この手の陣形は、J2時代に何度か相まみえた記憶がある。長崎とか。
DFラインまでは深追いしてこないで、2トップの守備スタート位置はボランチ付近。DFラインも高い位置どりで、全体のスペースを圧迫。
J2と違う気がするのは、奪った後の攻撃の鋭さか。
2トップのルキアン&山岸、どんどん出ていく中央の前寛之&中村駿もさることながら、この日は両ワイドの紺野和也、金森健志にキレがあった。
FC東京から来た右サイドの紺野。小兵でアジリティ抜群。福岡のメッシに翻弄された前半。
◆
新潟の狙いは意固地につないで、プレスを剥がして前進すること。悪く言えば柔軟性はなく、相手は狙い所をあらかじめ決めておける。そう、相当に苦しいのだ。
4-4-2で網をセットして待ち構える福岡。確率の高いサッカーをしていた。自陣からギリギリでかいくぐってゴール前に行くサッカーと、ハーフウェーライン付近で奪って陣形の整わない敵陣を急襲するサッカー、どちらが決定機演出の確率が高いかと言われれば、「うん、そりゃそうだよね」と頷かざるを得ない。
それでも「自分たちでボールを持つ」という姿勢は尊い。
ファイナルサードで課題があろうと、シュート数が少なかろうと、何があってもボールを持って能動的に考える、という意思は、サッカーにおける忘れてはいけない美点のひとつ。
貫いた先に
アルビは積み上げてきたものを貫く姿勢。これを継続していくしかない、というかその先に見えるものがきっとある。

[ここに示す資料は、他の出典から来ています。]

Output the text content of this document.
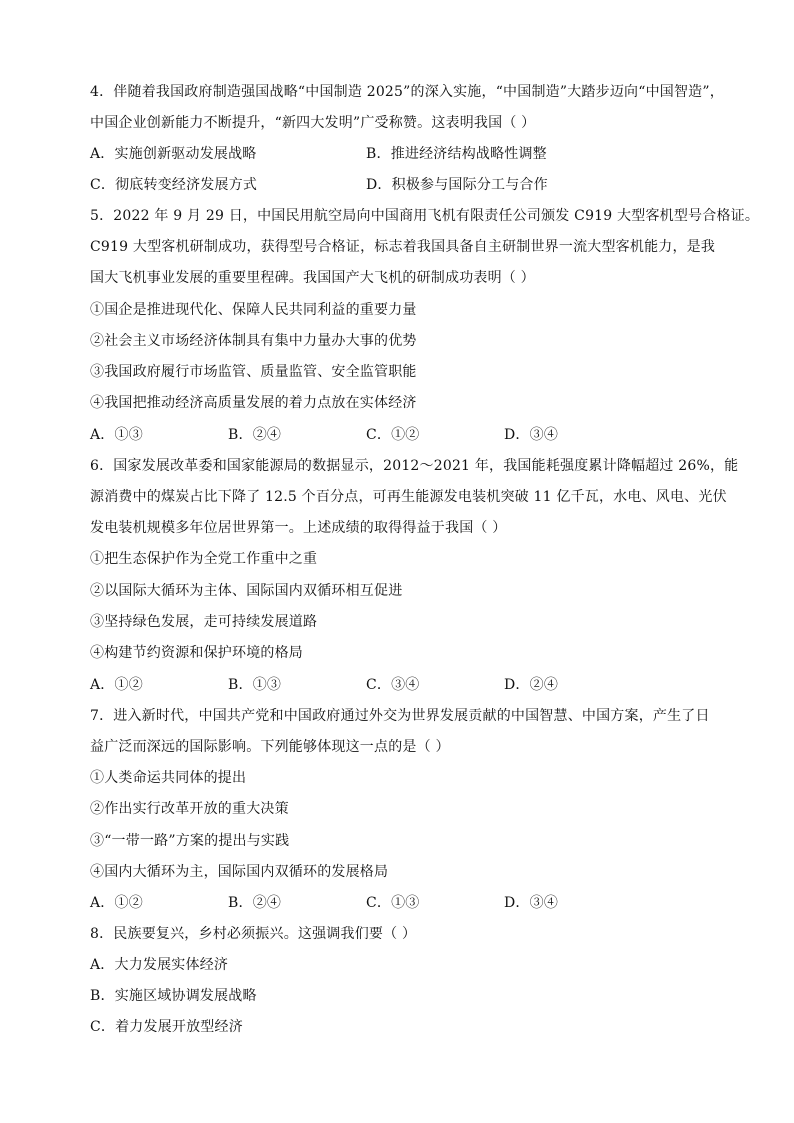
4．伴随着我国政府制造强国战略“中国制造 2025”的深入实施，“中国制造”大踏步迈向“中国智造”，
中国企业创新能力不断提升，“新四大发明”广受称赞。这表明我国（ ）
A．实施创新驱动发展战略	B．推进经济结构战略性调整
C．彻底转变经济发展方式	D．积极参与国际分工与合作
5．2022 年 9 月 29 日，中国民用航空局向中国商用飞机有限责任公司颁发 C919 大型客机型号合格证。
C919 大型客机研制成功，获得型号合格证，标志着我国具备自主研制世界一流大型客机能力，是我
国大飞机事业发展的重要里程碑。我国国产大飞机的研制成功表明（ ）
①国企是推进现代化、保障人民共同利益的重要力量
②社会主义市场经济体制具有集中力量办大事的优势
③我国政府履行市场监管、质量监管、安全监管职能
④我国把推动经济高质量发展的着力点放在实体经济
A．①③	B．②④	C．①②	D．③④
6．国家发展改革委和国家能源局的数据显示，2012～2021 年，我国能耗强度累计降幅超过 26%，能
源消费中的煤炭占比下降了 12.5 个百分点，可再生能源发电装机突破 11 亿千瓦，水电、风电、光伏
发电装机规模多年位居世界第一。上述成绩的取得得益于我国（ ）
①把生态保护作为全党工作重中之重
②以国际大循环为主体、国际国内双循环相互促进
③坚持绿色发展，走可持续发展道路
④构建节约资源和保护环境的格局
A．①②	B．①③	C．③④	D．②④
7．进入新时代，中国共产党和中国政府通过外交为世界发展贡献的中国智慧、中国方案，产生了日
益广泛而深远的国际影响。下列能够体现这一点的是（ ）
①人类命运共同体的提出
②作出实行改革开放的重大决策
③“一带一路”方案的提出与实践
④国内大循环为主，国际国内双循环的发展格局
A．①②	B．②④	C．①③	D．③④
8．民族要复兴，乡村必须振兴。这强调我们要（ ）
A．大力发展实体经济
B．实施区域协调发展战略
C．着力发展开放型经济
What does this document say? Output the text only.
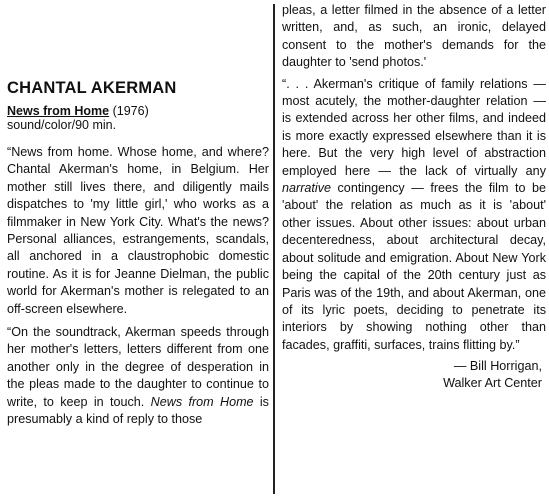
CHANTAL AKERMAN
News from Home (1976)
sound/color/90 min.

“News from home. Whose home, and where? Chantal Akerman's home, in Belgium. Her mother still lives there, and diligently mails dispatches to 'my little girl,' who works as a filmmaker in New York City. What's the news? Personal alliances, estrangements, scandals, all anchored in a claustrophobic domestic routine. As it is for Jeanne Dielman, the public world for Akerman's mother is relegated to an off-screen elsewhere.

“On the soundtrack, Akerman speeds through her mother's letters, letters different from one another only in the degree of desperation in the pleas made to the daughter to continue to write, to keep in touch. News from Home is presumably a kind of reply to those

pleas, a letter filmed in the absence of a letter written, and, as such, an ironic, delayed consent to the mother's demands for the daughter to 'send photos.'

“. . . Akerman's critique of family relations — most acutely, the mother-daughter relation — is extended across her other films, and indeed is more exactly expressed elsewhere than it is here. But the very high level of abstraction employed here — the lack of virtually any narrative contingency — frees the film to be 'about' the relation as much as it is 'about' other issues. About other issues: about urban decenteredness, about architectural decay, about solitude and emigration. About New York being the capital of the 20th century just as Paris was of the 19th, and about Akerman, one of its lyric poets, deciding to penetrate its interiors by showing nothing other than facades, graffiti, surfaces, trains flitting by.”

— Bill Horrigan,
Walker Art Center
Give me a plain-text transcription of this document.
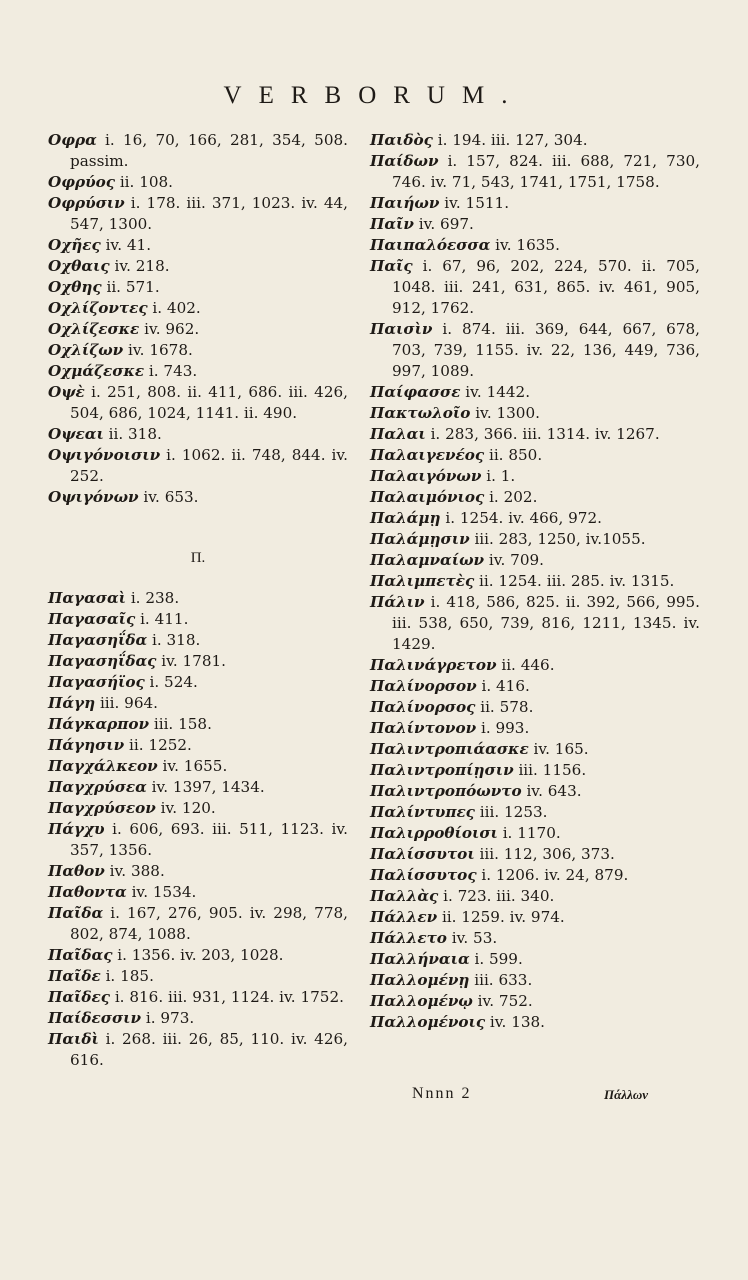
VERBORUM.

Οφρα i. 16, 70, 166, 281, 354, 508. passim.

Οφρύος ii. 108.

Οφρύσιν i. 178. iii. 371, 1023. iv. 44, 547, 1300.

Οχῆες iv. 41.

Οχθαις iv. 218.

Οχθης ii. 571.

Οχλίζοντες i. 402.

Οχλίζεσκε iv. 962.

Οχλίζων iv. 1678.

Οχμάζεσκε i. 743.

Οψὲ i. 251, 808. ii. 411, 686. iii. 426, 504, 686, 1024, 1141. ii. 490.

Οψεαι ii. 318.

Οψιγόνοισιν i. 1062. ii. 748, 844. iv. 252.

Οψιγόνων iv. 653.

Π.

Παγασαὶ i. 238.

Παγασαῖς i. 411.

Παγασηΐδα i. 318.

Παγασηΐδας iv. 1781.

Παγασήϊος i. 524.

Πάγη iii. 964.

Πάγκαρπον iii. 158.

Πάγησιν ii. 1252.

Παγχάλκεον iv. 1655.

Παγχρύσεα iv. 1397, 1434.

Παγχρύσεον iv. 120.

Πάγχυ i. 606, 693. iii. 511, 1123. iv. 357, 1356.

Παθον iv. 388.

Παθοντα iv. 1534.

Παῖδα i. 167, 276, 905. iv. 298, 778, 802, 874, 1088.

Παῖδας i. 1356. iv. 203, 1028.

Παῖδε i. 185.

Παῖδες i. 816. iii. 931, 1124. iv. 1752.

Παίδεσσιν i. 973.

Παιδὶ i. 268. iii. 26, 85, 110. iv. 426, 616.

Παιδὸς i. 194. iii. 127, 304.

Παίδων i. 157, 824. iii. 688, 721, 730, 746. iv. 71, 543, 1741, 1751, 1758.

Παιήων iv. 1511.

Παῖν iv. 697.

Παιπαλόεσσα iv. 1635.

Παῖς i. 67, 96, 202, 224, 570. ii. 705, 1048. iii. 241, 631, 865. iv. 461, 905, 912, 1762.

Παισὶν i. 874. iii. 369, 644, 667, 678, 703, 739, 1155. iv. 22, 136, 449, 736, 997, 1089.

Παίφασσε iv. 1442.

Πακτωλοῖο iv. 1300.

Παλαι i. 283, 366. iii. 1314. iv. 1267.

Παλαιγενέος ii. 850.

Παλαιγόνων i. 1.

Παλαιμόνιος i. 202.

Παλάμῃ i. 1254. iv. 466, 972.

Παλάμῃσιν iii. 283, 1250, iv.1055.

Παλαμναίων iv. 709.

Παλιμπετὲς ii. 1254. iii. 285. iv. 1315.

Πάλιν i. 418, 586, 825. ii. 392, 566, 995. iii. 538, 650, 739, 816, 1211, 1345. iv. 1429.

Παλινάγρετον ii. 446.

Παλίνορσον i. 416.

Παλίνορσος ii. 578.

Παλίντονον i. 993.

Παλιντροπιάασκε iv. 165.

Παλιντροπίῃσιν iii. 1156.

Παλιντροπόωντο iv. 643.

Παλίντυπες iii. 1253.

Παλιρροθίοισι i. 1170.

Παλίσσυτοι iii. 112, 306, 373.

Παλίσσυτος i. 1206. iv. 24, 879.

Παλλὰς i. 723. iii. 340.

Πάλλεν ii. 1259. iv. 974.

Πάλλετο iv. 53.

Παλλήναια i. 599.

Παλλομένῃ iii. 633.

Παλλομένῳ iv. 752.

Παλλομένοις iv. 138.

Nnnn 2	Πάλλων
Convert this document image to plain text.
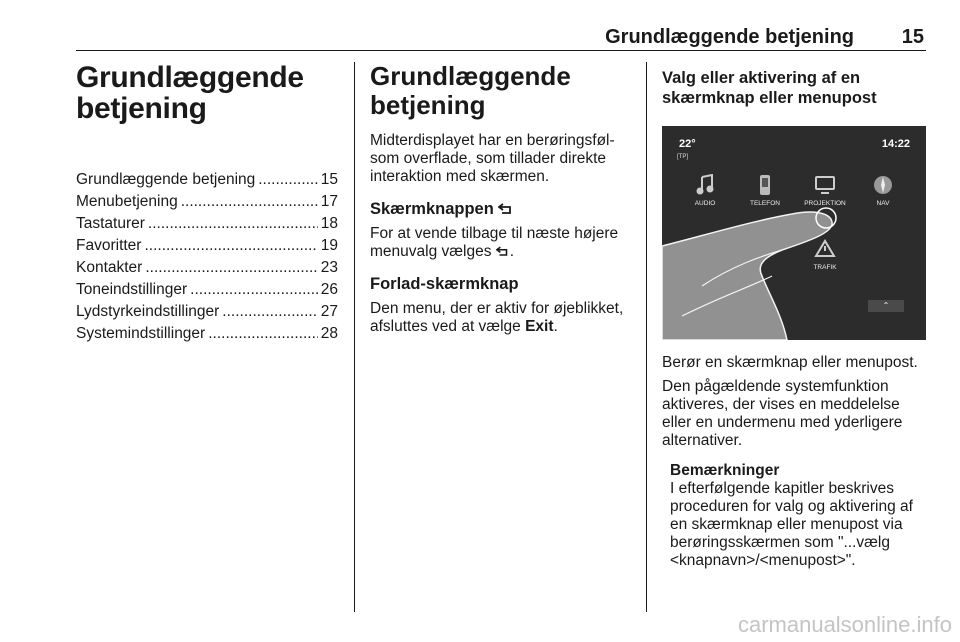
Grundlæggende betjening 15
Grundlæggende betjening
Grundlæggende betjening .....	15
Menubetjening .....	17
Tastaturer .....	18
Favoritter .....	19
Kontakter .....	23
Toneindstillinger .....	26
Lydstyrkeindstillinger .....	27
Systemindstillinger .....	28
Grundlæggende betjening

Midterdisplayet har en berøringsføl-
som overflade, som tillader direkte
interaktion med skærmen.

Skærmknappen

For at vende tilbage til næste højere
menuvalg vælges .

Forlad-skærmknap

Den menu, der er aktiv for øjeblikket,
afsluttes ved at vælge Exit.

Valg eller aktivering af en
skærmknap eller menupost
22°
[TP]
14:22
AUDIO	TELEFON	PROJEKTION	NAV
TRAFIK
⌃

Berør en skærmknap eller menupost.

Den pågældende systemfunktion
aktiveres, der vises en meddelelse
eller en undermenu med yderligere
alternativer.

Bemærkninger

I efterfølgende kapitler beskrives
proceduren for valg og aktivering af
en skærmknap eller menupost via
berøringsskærmen som "...vælg
<knapnavn>/<menupost>".

carmanualsonline.info
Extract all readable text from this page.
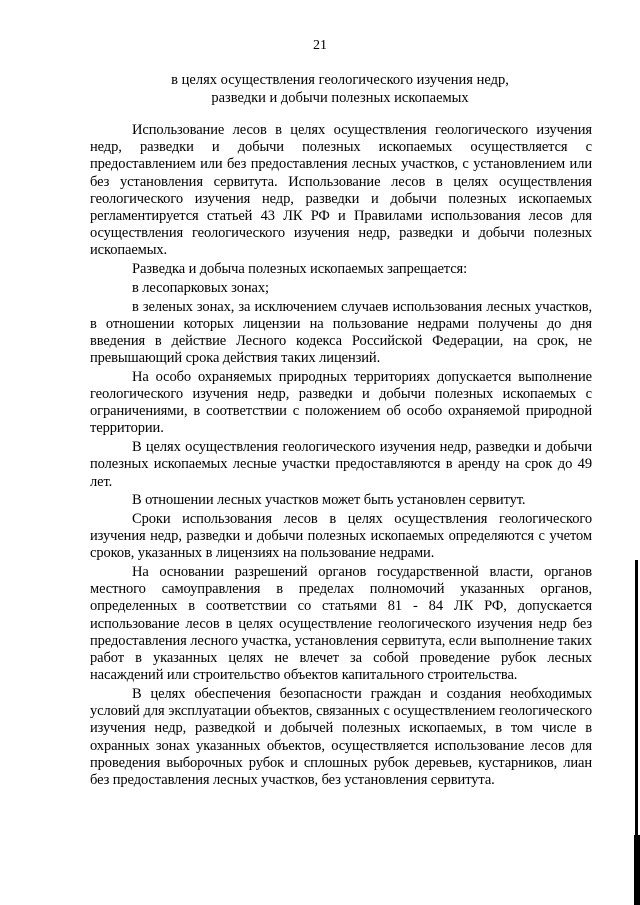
21
в целях осуществления геологического изучения недр,
разведки и добычи полезных ископаемых

Использование лесов в целях осуществления геологического изучения недр, разведки и добычи полезных ископаемых осуществляется с предоставлением или без предоставления лесных участков, с установлением или без установления сервитута. Использование лесов в целях осуществления геологического изучения недр, разведки и добычи полезных ископаемых регламентируется статьей 43 ЛК РФ и Правилами использования лесов для осуществления геологического изучения недр, разведки и добычи полезных ископаемых.

Разведка и добыча полезных ископаемых запрещается:

в лесопарковых зонах;

в зеленых зонах, за исключением случаев использования лесных участков, в отношении которых лицензии на пользование недрами получены до дня введения в действие Лесного кодекса Российской Федерации, на срок, не превышающий срока действия таких лицензий.

На особо охраняемых природных территориях допускается выполнение геологического изучения недр, разведки и добычи полезных ископаемых с ограничениями, в соответствии с положением об особо охраняемой природной территории.

В целях осуществления геологического изучения недр, разведки и добычи полезных ископаемых лесные участки предоставляются в аренду на срок до 49 лет.

В отношении лесных участков может быть установлен сервитут.

Сроки использования лесов в целях осуществления геологического изучения недр, разведки и добычи полезных ископаемых определяются с учетом сроков, указанных в лицензиях на пользование недрами.

На основании разрешений органов государственной власти, органов местного самоуправления в пределах полномочий указанных органов, определенных в соответствии со статьями 81 - 84 ЛК РФ, допускается использование лесов в целях осуществление геологического изучения недр без предоставления лесного участка, установления сервитута, если выполнение таких работ в указанных целях не влечет за собой проведение рубок лесных насаждений или строительство объектов капитального строительства.

В целях обеспечения безопасности граждан и создания необходимых условий для эксплуатации объектов, связанных с осуществлением геологического изучения недр, разведкой и добычей полезных ископаемых, в том числе в охранных зонах указанных объектов, осуществляется использование лесов для проведения выборочных рубок и сплошных рубок деревьев, кустарников, лиан без предоставления лесных участков, без установления сервитута.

何度も言うがこのサッカーは難易度が高い。ボール保持型をJ1で何年も続けているのは横浜FMと川崎Fくらい。
今季好調の神戸だって、去年まではボールを持とうとして失敗していた。
今節行われたJ2首位攻防戦では、後方からのビルドアップを目指す大分トリニータが破壊的なプレッシングの町田ゼルビアに3失点で粉砕されている。
どのチームも、一度は取り組もうとして方向転換した歴史があったりする。
◆
この日のゲームは、歴史的な展開となった。伊藤涼太郎のハットトリック、それもアディショナルタイムの2ゴールで逆転勝ち。
極上のドラマ。
これをアルビの積み上げに対する、神様のご褒美としてとらえてみたい。
アルビが1点ビハインドの終了間際、パワープレーをしていたらどうだっただろうか。
アディショナルタイムの2ゴールは、パワープレーでも生まれていただろうか。
伊藤が敵陣深くで前を向き、谷口に当ててシュートタイミングを作ったプレー。
松田詠太郎が右サイドで1対1になり、仕掛け、振り切って、クロスを供給したプレー。
この2つのプレーは、パワープレーでゴール前にボールを放り込む戦術をとっていたら、たぶん、きっと、起こらなかった。
◆
アルビが最後まで自分たちの目指す姿勢を貫いた先に、同点弾と逆転弾があった。
これからもJ1の猛者に対して、苦しむだろうが、貫いて欲しい。神様のご褒美はきっとある。